Do Black People Need Sunscreen? These Are The Facts.

Summer is around the corner and temperatures in the DMV are already rising with last weekend hitting highs of 95 degrees.

With weather like that, it’s important to protect your skin and Friday May 27 is National Sunscreen Day, so WHUR’s Shawna Mizelle asked a dermatologist about the myth that Black people don’t need sunscreen.

Dr. Melanye Maclin broke down the facts and everything you need to know about sunscreen this summer.


Is it true that Black people don’t need sunscreen? Why or why not??

Dr. Maclin: FALSE! Black skin, although increased color from more pigment producing cells called melanocytes, must use daily sunscreen! All shades of black are just as susceptible to damage as any other race.

Black skin can still get sunburn, premature aging effects causing wrinkles and even skin cancer, especially melanoma.

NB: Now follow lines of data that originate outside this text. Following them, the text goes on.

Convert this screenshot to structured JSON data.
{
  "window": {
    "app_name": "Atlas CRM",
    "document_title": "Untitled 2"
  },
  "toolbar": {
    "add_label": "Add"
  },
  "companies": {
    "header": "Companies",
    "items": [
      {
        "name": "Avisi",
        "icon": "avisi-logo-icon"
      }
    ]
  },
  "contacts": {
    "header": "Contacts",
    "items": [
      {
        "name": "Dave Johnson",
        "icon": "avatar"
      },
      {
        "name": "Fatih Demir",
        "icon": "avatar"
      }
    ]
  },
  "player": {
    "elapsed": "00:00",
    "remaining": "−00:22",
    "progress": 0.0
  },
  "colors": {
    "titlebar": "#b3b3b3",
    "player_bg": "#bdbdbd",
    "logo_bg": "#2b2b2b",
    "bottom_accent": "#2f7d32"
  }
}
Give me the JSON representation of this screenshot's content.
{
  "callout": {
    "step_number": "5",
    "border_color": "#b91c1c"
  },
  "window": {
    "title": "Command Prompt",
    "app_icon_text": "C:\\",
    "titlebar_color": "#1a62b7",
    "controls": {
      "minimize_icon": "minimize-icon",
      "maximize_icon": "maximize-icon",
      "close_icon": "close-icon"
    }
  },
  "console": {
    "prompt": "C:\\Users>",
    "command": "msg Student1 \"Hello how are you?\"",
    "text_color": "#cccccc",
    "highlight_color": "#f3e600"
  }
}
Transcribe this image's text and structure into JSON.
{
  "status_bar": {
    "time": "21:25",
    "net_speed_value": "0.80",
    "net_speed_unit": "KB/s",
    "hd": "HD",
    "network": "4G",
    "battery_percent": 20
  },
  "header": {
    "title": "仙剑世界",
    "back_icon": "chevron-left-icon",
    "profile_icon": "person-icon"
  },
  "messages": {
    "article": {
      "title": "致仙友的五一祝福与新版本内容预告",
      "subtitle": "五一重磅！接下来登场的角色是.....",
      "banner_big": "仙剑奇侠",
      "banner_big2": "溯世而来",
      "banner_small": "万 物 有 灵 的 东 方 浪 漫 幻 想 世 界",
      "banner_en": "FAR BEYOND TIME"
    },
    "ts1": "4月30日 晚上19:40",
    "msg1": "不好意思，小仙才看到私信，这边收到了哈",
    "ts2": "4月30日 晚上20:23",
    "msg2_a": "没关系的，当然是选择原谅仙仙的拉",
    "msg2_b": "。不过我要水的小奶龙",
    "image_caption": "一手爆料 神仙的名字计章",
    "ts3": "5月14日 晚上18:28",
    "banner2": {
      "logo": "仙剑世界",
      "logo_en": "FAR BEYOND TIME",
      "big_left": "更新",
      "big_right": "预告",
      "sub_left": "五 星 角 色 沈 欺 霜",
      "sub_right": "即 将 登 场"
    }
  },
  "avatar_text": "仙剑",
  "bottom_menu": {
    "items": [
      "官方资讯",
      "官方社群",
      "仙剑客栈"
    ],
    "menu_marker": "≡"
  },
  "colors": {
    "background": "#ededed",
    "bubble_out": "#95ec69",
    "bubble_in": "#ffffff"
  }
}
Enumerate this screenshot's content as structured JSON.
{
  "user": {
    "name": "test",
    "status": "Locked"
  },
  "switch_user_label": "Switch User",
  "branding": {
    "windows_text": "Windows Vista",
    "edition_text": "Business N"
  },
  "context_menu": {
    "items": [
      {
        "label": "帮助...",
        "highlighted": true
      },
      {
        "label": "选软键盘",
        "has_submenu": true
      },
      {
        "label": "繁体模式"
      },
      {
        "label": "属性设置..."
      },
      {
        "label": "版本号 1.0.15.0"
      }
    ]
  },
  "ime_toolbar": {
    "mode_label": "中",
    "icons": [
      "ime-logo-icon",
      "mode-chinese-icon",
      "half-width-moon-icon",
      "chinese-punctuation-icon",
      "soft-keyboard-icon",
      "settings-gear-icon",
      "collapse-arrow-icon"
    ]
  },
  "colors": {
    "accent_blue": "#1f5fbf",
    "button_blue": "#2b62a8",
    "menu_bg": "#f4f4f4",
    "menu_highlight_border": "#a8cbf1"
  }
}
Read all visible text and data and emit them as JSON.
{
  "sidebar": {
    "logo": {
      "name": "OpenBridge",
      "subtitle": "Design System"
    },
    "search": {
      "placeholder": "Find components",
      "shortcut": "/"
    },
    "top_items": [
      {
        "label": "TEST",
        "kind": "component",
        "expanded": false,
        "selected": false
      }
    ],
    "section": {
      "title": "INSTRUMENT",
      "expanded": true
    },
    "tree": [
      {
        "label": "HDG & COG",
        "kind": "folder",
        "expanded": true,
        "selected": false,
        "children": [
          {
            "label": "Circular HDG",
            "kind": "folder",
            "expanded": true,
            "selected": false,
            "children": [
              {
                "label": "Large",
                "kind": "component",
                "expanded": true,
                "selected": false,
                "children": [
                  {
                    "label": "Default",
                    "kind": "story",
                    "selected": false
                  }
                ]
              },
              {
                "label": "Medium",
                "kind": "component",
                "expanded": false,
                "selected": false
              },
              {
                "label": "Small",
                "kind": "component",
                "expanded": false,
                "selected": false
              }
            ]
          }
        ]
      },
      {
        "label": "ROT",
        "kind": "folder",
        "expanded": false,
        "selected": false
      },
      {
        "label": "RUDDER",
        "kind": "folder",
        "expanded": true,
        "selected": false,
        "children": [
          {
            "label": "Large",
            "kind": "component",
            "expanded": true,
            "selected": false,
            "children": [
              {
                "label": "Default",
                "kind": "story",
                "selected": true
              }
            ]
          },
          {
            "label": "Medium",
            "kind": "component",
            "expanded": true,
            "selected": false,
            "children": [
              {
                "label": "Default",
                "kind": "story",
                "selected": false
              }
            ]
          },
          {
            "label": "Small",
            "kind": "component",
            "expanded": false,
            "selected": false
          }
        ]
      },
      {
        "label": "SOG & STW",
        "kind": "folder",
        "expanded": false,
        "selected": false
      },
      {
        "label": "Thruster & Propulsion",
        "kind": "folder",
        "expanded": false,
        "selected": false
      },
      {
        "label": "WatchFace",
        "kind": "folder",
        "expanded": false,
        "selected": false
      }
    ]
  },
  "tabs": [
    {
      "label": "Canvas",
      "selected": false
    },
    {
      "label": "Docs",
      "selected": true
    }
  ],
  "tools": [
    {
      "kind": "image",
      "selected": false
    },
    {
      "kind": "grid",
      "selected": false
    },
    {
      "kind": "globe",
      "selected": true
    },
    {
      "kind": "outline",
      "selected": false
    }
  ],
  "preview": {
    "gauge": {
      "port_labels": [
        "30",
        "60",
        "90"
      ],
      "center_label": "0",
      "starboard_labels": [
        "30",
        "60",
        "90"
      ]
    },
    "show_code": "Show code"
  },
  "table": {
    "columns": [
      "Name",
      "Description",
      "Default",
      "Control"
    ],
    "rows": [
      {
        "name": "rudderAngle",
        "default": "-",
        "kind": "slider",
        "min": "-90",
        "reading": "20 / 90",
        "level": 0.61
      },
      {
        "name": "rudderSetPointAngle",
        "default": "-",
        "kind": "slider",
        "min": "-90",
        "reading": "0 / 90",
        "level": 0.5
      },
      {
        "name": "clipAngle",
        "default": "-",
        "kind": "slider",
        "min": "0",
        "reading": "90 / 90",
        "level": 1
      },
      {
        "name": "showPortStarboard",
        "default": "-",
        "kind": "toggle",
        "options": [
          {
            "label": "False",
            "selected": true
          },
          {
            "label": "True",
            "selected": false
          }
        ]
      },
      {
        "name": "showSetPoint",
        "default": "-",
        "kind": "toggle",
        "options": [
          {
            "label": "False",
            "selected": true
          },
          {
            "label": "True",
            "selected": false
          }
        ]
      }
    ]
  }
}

Why do you think this myth is so widespread?

Dr. Maclin: From a historical basis, our traditional Black family mindset has always thought and shared for many generations that our darker skin color protected us from damage. Honestly, many still believe this to be the case hence why ongoing sunscreen information is needed.

Can Black people get sunburnt?

Dr. Maclin: ABSOLUTELY especially from Ultraviolet B (UVB) to skin during excess exposure while out in high sun times (10am-4pm). Think of the “B for Burnt”. Ultraviolet A(UVA) plays less of a role in burning as more damage causing early aging (fine lines and wrinkles..think “A for Aging”). Regardless, both can cause Black skin to burn.

What risks are posed when Black people do not wear sunscreen?

Dr. Maclin: The risks are same in all races and nationalities who do not use sunscreen. Black skin can still get a sunburn, develop early aging signs (fine lines and wrinkles), sun exacerbated skin rashes (Ex. Lupus, photodermatitis) and skin cancer, especially melanoma.

Melanoma is very serious and is found mostly on acral areas of our body (scalp, ears, nose, palms, soles, between toes). This can go unnoticed or think it is a common mole but can be very aggressive resulting in potential death from spread to organs. Critical to get a full skin check once a year by your doctor, preferably a dermatologist. You can also personally take pictures of any dark spots to keep track of colors and changes in size or irritations.

Sunscreens you recommend? How much SPF?

Dr. Maclin: I highly recommend daily use of any Broad Spectrum Sunscreen which contain essential ingredients that protect against both UVA and UVB rays.

Effective Sunscreens should contain at least 30 SPF (Sun Protectant Factor). Higher are better and up to 97% block UV rays but none are 100% . They should also be water-resistant although no sunscreens are fully waterproof. They must be reapplied every two hours if outdoors even on cloudy days and if sweating or in water.

If sensitive skin or allergic to any of the chemical ingredients, look for suncreens with zinc oxide or titanium dioxide which coat skin that physically block rays.

Not using any sunscreen is NOT an option and only wearing light weight long sleeve protective clothing and wide brim hats do not replace daily importance.